[TOC]

SQL基础

前言

SQL 语言是关系数据库的标准操作语言。不同的数据库有独特的扩展和修订，但是学习标准的 SQL 语言还是很有价值的。

标准 SQL 分三种类型的语句：

DDL：数据定义语言
1. create: 创建
2. drop：删除
3. alter：更新
DML：数据操纵语言
1. select:查询
2. insert：插入
3. update：更新
4. delete：删除
DCL：数据控制语言
1. commit：提交
2. rollback：回退
3. grant：授权
4. revoke：吊销权限

注意：标准 SQL 有一些实用功能是缺失的，这就需要使用特定数据库的 SQL 方言。

数据库的创建

create database xxx; --创建 xxx 数据库

创建表

create table yyy( --创建 yyy 表
a char(4) not null, -- 创建 a 列，类型 char(4),约束 not null(不为空)
b integer, -- 创建 b 列
primary key(a)); -- 设置主键为 a 列

列类型

integer：整数
char：字符
varchar：字符串（可变长度）
date：日期

约束

not null：不为空
primary key：主键（可以唯一标识一行数据的列或列的组合，即蕴含键值不重复）

删除表

drop table yyy;

更新表

alter table yyy add (
    c integer, -- 添加 c 列
    d integer  -- 添加 d 列
);

alter table yyy drop column b; -- 删除 b 列

插入数据

insert into yyy values('a',1,2); -- 添加一行数据到表格 yyy

insert into yyy(a,c,d) values('b',2,3); -- 指定对应的列
insert into yyy values('c',3,3);

插入其他表的数据

create table zzz(
    a char(4) not null,
    b integer default 0,
    c integer,
    primary key(a)
);

insert into zzz(a,c,d) 
select a,b,c from yyy; -- 插入其他表的数据

查询数据

整体框架如下：

查询操作书写顺序：select -> from -> where -> group by -> having -> order by

查询操作执行顺序：from → where → group by → having → select → order by

select a,c from yyy; -- 查询 yyy 表格，选取 a,c 两列返回

select * from yyy; -- 返回所有列

select 1 as "汉"; -- 选取常量 1，并重命名列名为"汉"，汉字需要用双引号包括。

删除重复行（查询结果中）

select distinct c,d from yyy; -- 查询 yyy 表中的 c,d 两列，并删除 c,d 两列中存在的相同行，合并为一条

查询条件

select * from yyy
where -- 添加查询条件
a like 'a%' 
and (c>=1 
or d - 1 > 1);

运算符

+、-、*、/、%：加减乘除、模
=、<>：等于、不等
>=、<=、>、<：大于等于、小于等于、大于、小于
is null、is not null：为空、不为空
not、and、or：不符合条件、两者皆符合条件、任一符合条件
like、glod: 匹配、区分大小写匹配
||: 字符串串联
<<、>>：左移、右移
&、|：与、或
in、not in、exist、not exist: 包含在、不包含在、存在、不存在
between x and y：从 x 到 y 的范围
case 表达式语法：

case 
    when /* 谓语 */ then /* 表达式 */
    when .. then ..
    else /* 表达式 */
end

聚合查询（汇总）

select count(*) from yyy; -- 返回 yyy 表的总行数

聚合函数

count：行数
sum：合计
avg：平均
max：最大值
min：最小值

注意：只有 count(*)计算 null 行，其他情况皆不计算 null 行。

分组（分类）

select count(*) from yyy
group by -- 按指定聚合键分组
c;

分组结果是无序的，可以使用聚合函数对每个小组进行汇总计算。

select 只能选择分组的聚合键或者聚合函数。
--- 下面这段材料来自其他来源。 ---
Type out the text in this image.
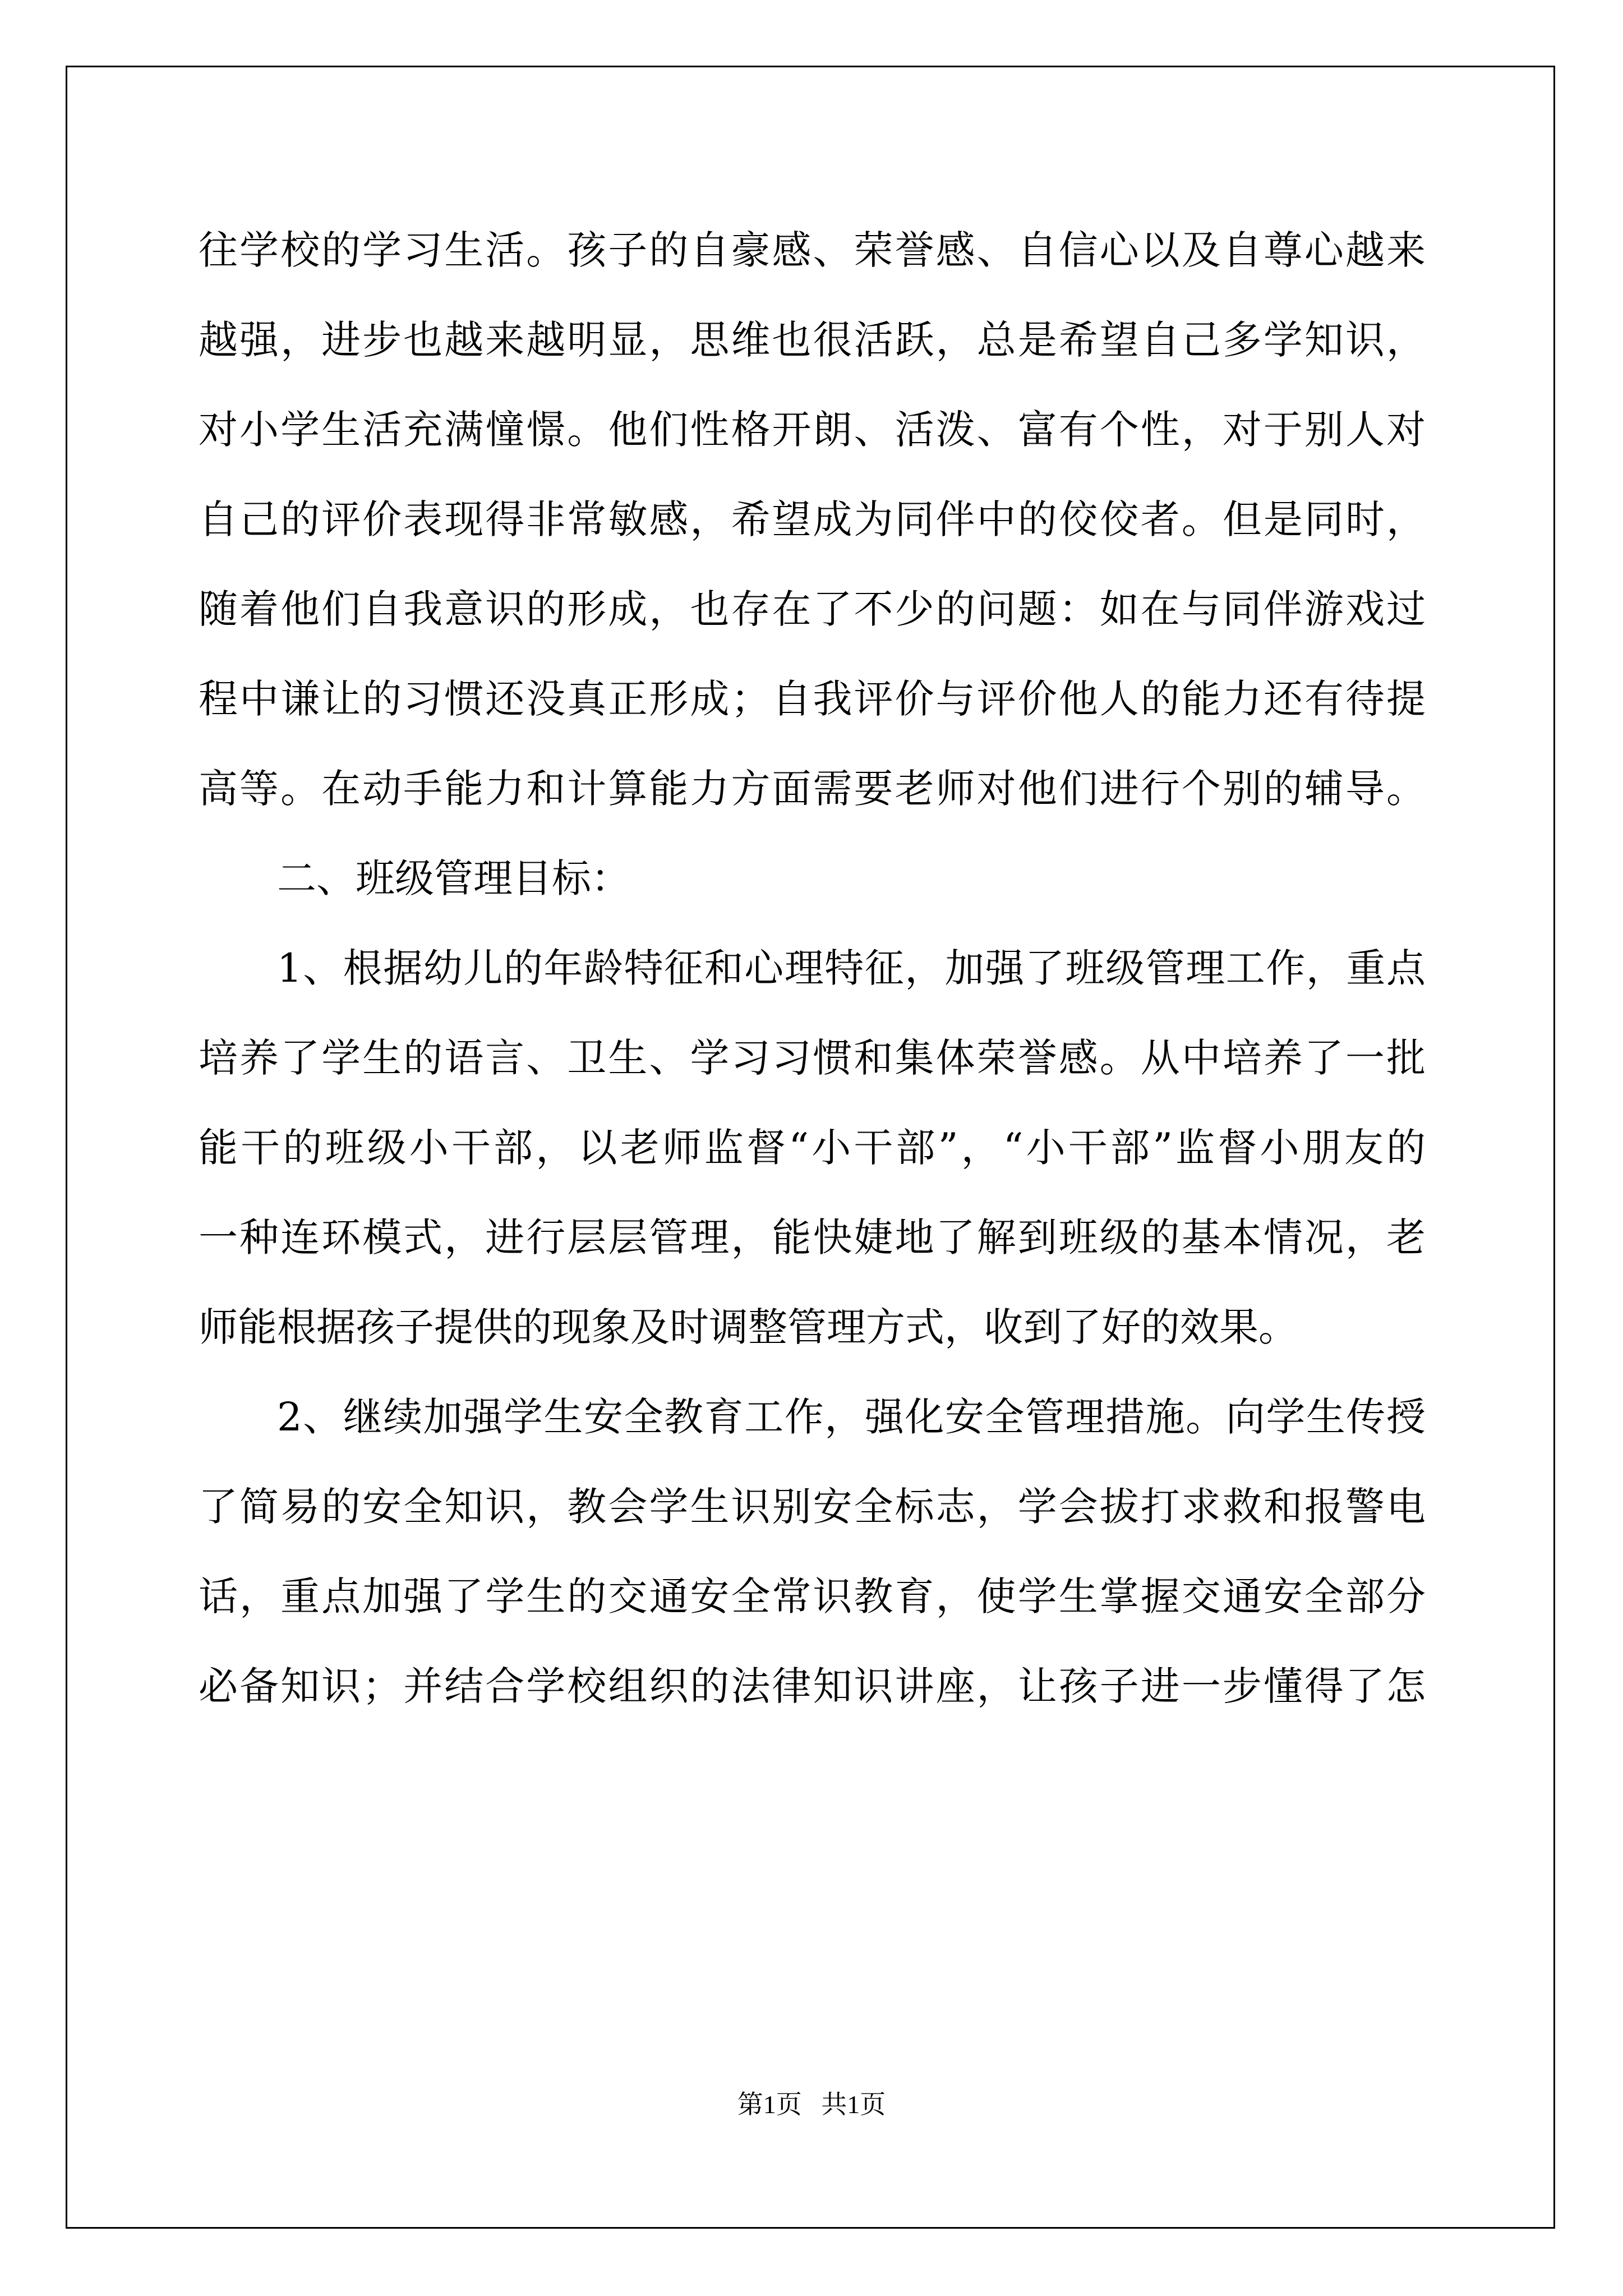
往学校的学习生活。孩子的自豪感、荣誉感、自信心以及自尊心越来
越强，进步也越来越明显，思维也很活跃，总是希望自己多学知识，
对小学生活充满憧憬。他们性格开朗、活泼、富有个性，对于别人对
自己的评价表现得非常敏感，希望成为同伴中的佼佼者。但是同时，
随着他们自我意识的形成，也存在了不少的问题：如在与同伴游戏过
程中谦让的习惯还没真正形成；自我评价与评价他人的能力还有待提
高等。在动手能力和计算能力方面需要老师对他们进行个别的辅导。
二、班级管理目标：
1、根据幼儿的年龄特征和心理特征，加强了班级管理工作，重点
培养了学生的语言、卫生、学习习惯和集体荣誉感。从中培养了一批
能干的班级小干部，以老师监督“小干部”，“小干部”监督小朋友的
一种连环模式，进行层层管理，能快婕地了解到班级的基本情况，老
师能根据孩子提供的现象及时调整管理方式，收到了好的效果。
2、继续加强学生安全教育工作，强化安全管理措施。向学生传授
了简易的安全知识，教会学生识别安全标志，学会拔打求救和报警电
话，重点加强了学生的交通安全常识教育，使学生掌握交通安全部分
必备知识；并结合学校组织的法律知识讲座，让孩子进一步懂得了怎
第1页   共1页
（少数方言可以选择其他列）当选择聚合键时，它的结果类似 distinct 去重。

分组条件

select c,count(*) from yyy
group by c
having min(c) > 1; -- 分组条件

排序

select * from yyy
order by a; -- 根据 a 列升序排序

order by * asc：升序
order by * desc：降序

删除数据

drop table zzz; --删除表

delete from zzz; --删除表中的数据

delete from zzz
where -- 指定删除的行条件
a='a';

更新数据

update yyy set c=2,d=3
where -- 指定更新的行条件
a='a';

事务

事务具备（ACID）：

atomicity：原子性
consistency：一致性
isolation：隔离性
durability：持久性

begin transaction; --开始事务（SQL标准没有定义该语句的标准写法）
-- DML 语句段落
commit; -- 提交事务
rollback; -- 或者取消事务

-- 例子
begin transaction;
update yyy set c=100 where a='a';
select * from yyy; -- 预览更新效果
rollback; -- 取消事务
select * from yyy; -- 可以看到更新被取消

视图

视图的结果和表类似，但是视图不保存实际数据，而是保存对应的 select 语句。

create view vvv(id,sum) as -- 创建视图
select a,c+d from yyy;

drop view vvv; -- 删除视图

视图如果使用了 distinct、聚合函数、多张表、分组等操作将影响对视图进行更改操作。

子查询

类似一次性视图。

select * from (
    select a,c+d from yyy
) as vy; -- 子查询临时命名为 vy

标量子查询

查询结果是标量的子查询。

select * from yyy
where 
c > (select avg(c) from yyy); -- 子查询结果是标量，因此可以用在此处进行判断

关联子查询

对组内进行比较时使用关联子查询。

其目的是将非标量的子查询，转化为标量子查询，通过关联的匹配条件。

select * from yyy as p1
where d > (select avg(d) --每一组的平均值
from yyy as p2 
where p2.c = p1.c -- 关联条件，即获取指定组的平均值
group by c -- 分组，得到一个非标量的查询结果（即多个组）
); -- 最终结果形成一个标量子查询

函数

算术函数

abs：绝对值
mod：求余
round：四舍五入

字符串函数

length：长度
lower：转换成小写
replace：替换
substring：截取
upper：转换为大写

日期函数

current_date：当前日期
current_time：当前时间
current_timestamp：日期和时间
extract：截取时间的一部分

转换函数

cast：数据类型转换
coalesce：null 值转换

集合运算

设表 yyy =(1,2,3,4);zzz=(3,4,5,6);

并集

select * from yyy
union -- 并
select * from zzz;
-- 结果(1,2,3,4,5,6)

select * from yyy
union all-- 并(不去重)
select * from zzz;
-- 结果(1,2,3,4,3,4,5,6)

交集

select * from yyy
intersect -- 交
select * from zzz;
-- 结果(3,4)

差集

从集合 1 中去掉集合 2 中存在的元素

select * from yyy
except -- 交
select * from zzz;
-- 结果(1,2)

联接

join 联接操作是基于列进行关联（并集等操作是基于行记录）。

设表 yyy:

yid	class
1	2
2	3
3	4
4	1

设表 zzz:

zid	yid	age
1	1	17
2	1	15
3	2	17
4	3	19
5	2	18

内联接（inner join）

表 yyy 和表 zzz 有共同的 yid 键，通过 yid 作为桥梁，将两张表汇集到一起，这就是联接的过程。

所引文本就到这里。